Human plasma-derived IgG protects against respiratory pathogens in an epithelial air-liquid interface model

Recurrent respiratory tract infections are a hallmark of COPD and bronchiectasis. The role of respiratory tract immunoglobulins in chronic airway diseases is still unclear. Here, we investigated whether human plasma-derived IgG preparations have specificities against respiratory pathogens and whether IgG can attenuate the sequelae of infection in vitro. We hypothesize that local IgG treatment of the respiratory tract will reduce pathogen burden, inflammation and as a consequence lower exacerbation risk in patients with chronic airway disease. We conducted experiments to study the interaction of IgG, mucins and pathogens at the respiratory epithelium to gain a better understanding of the dynamic events leading to pathogen binding and elimination. We used a 3D pseudostratified in vitro epithelial air-liquid interface tissue culture model (MucilAir™) derived from healthy individuals and patients with COPD. We conducted functional studies with viral and bacterial agents to investigate IgG-pathogen interactions and dynamics in the mucus environment.
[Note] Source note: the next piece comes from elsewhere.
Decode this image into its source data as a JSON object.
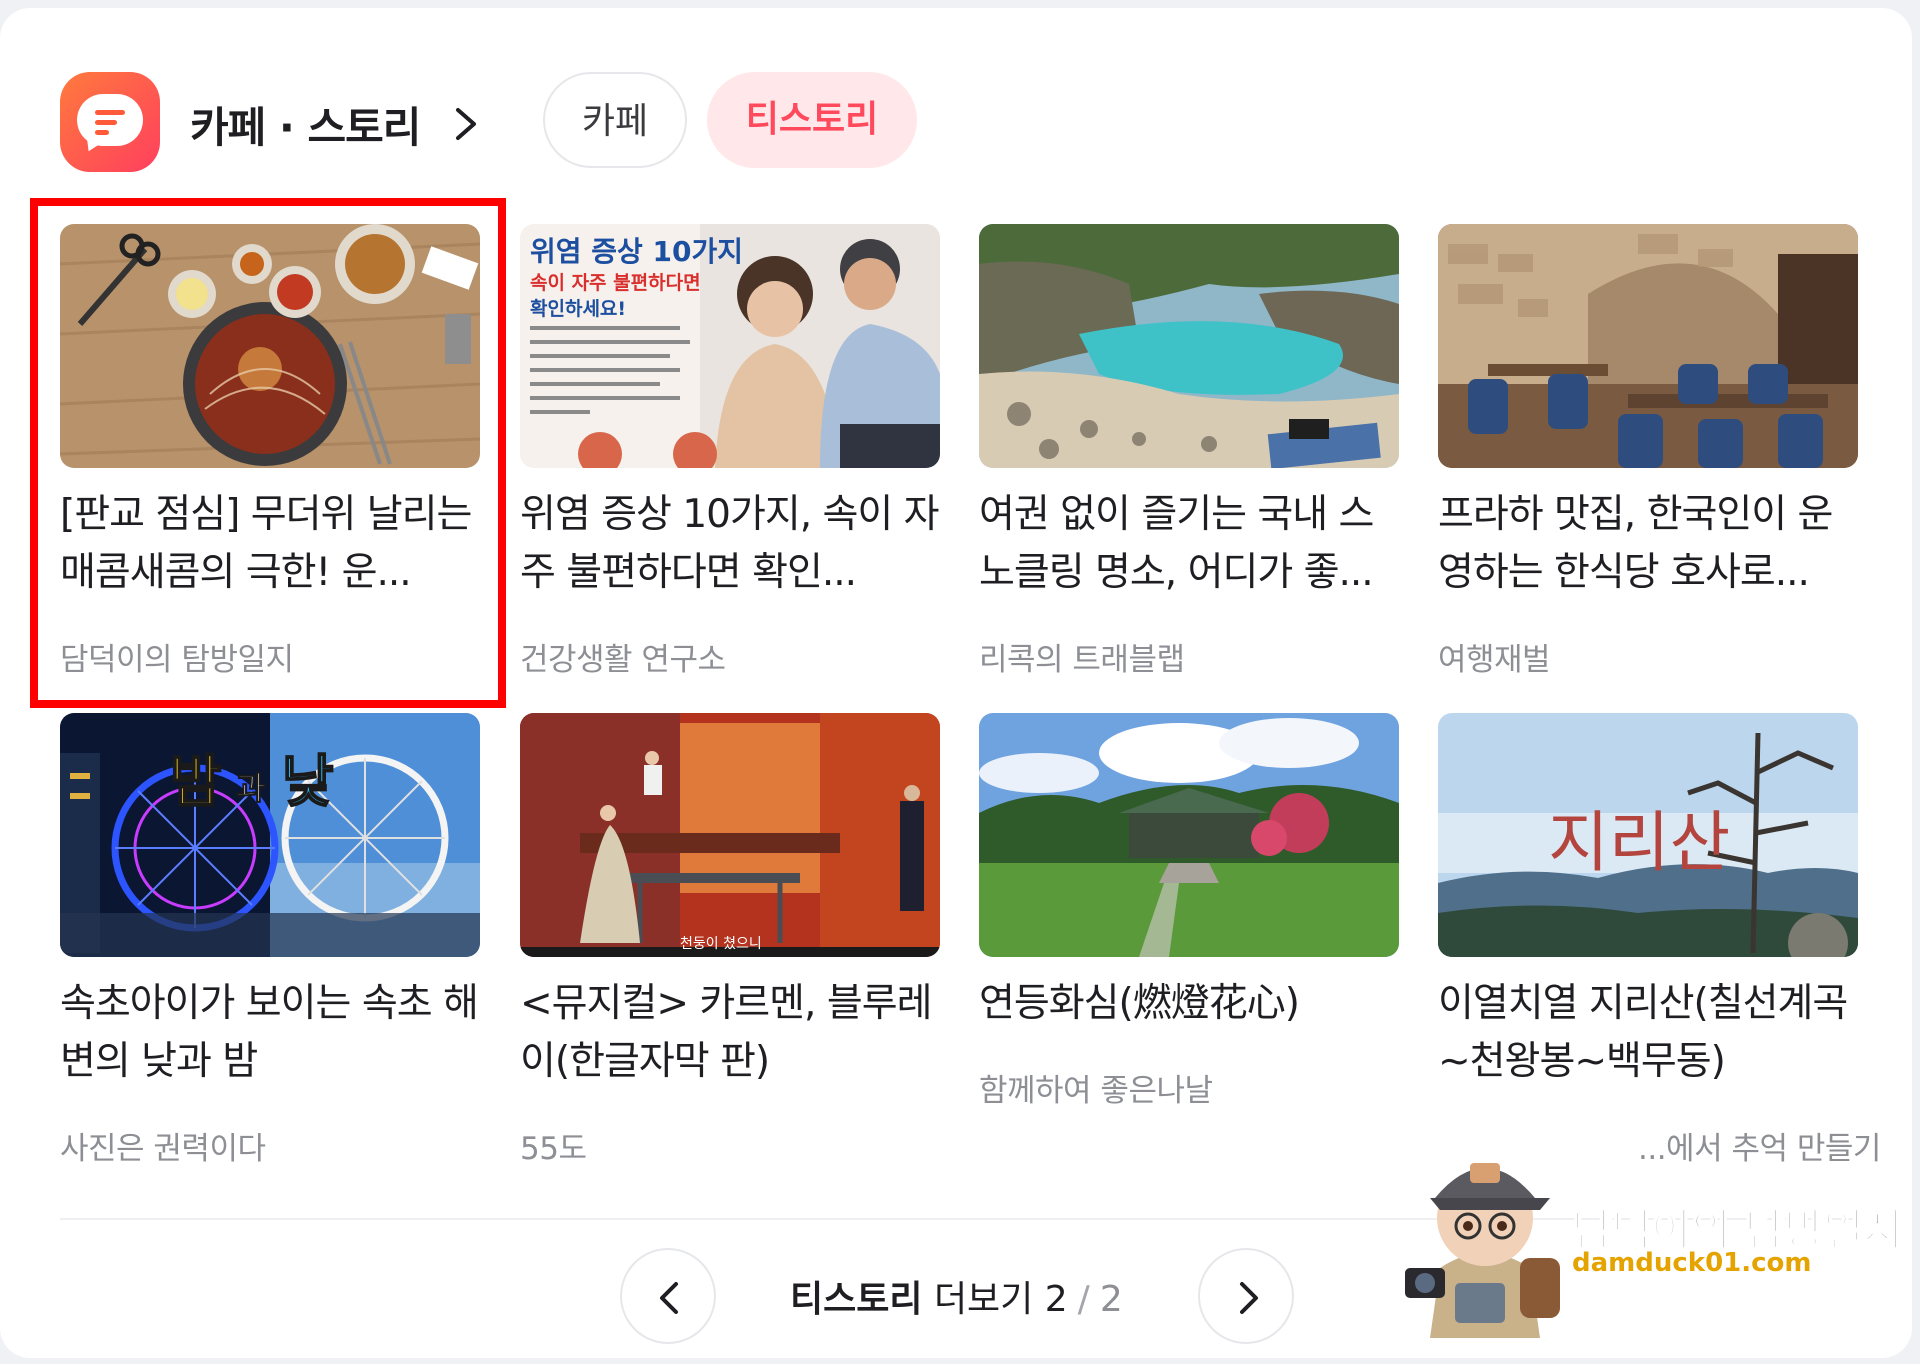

We showed that plasma-derived IgG contains antibody specificities against respiratory pathogens, including viral (rhinovirus, influenza virus) and bacterial agents (S. pneumoniae and P. aeruginosa). In vitro, plasma-derived IgG protected epithelial cultures against viral infections and maintained epithelial integrity, cilia beating frequency, and mucociliary clearance. Studies are ongoing to investigate the dynamics of plasma-derived IgG and pathogen in the mucus environment. These studies support a contribution of topically applied human plasma-derived IgG to humoral immune defence at the mucosal barrier in chronic airway diseases.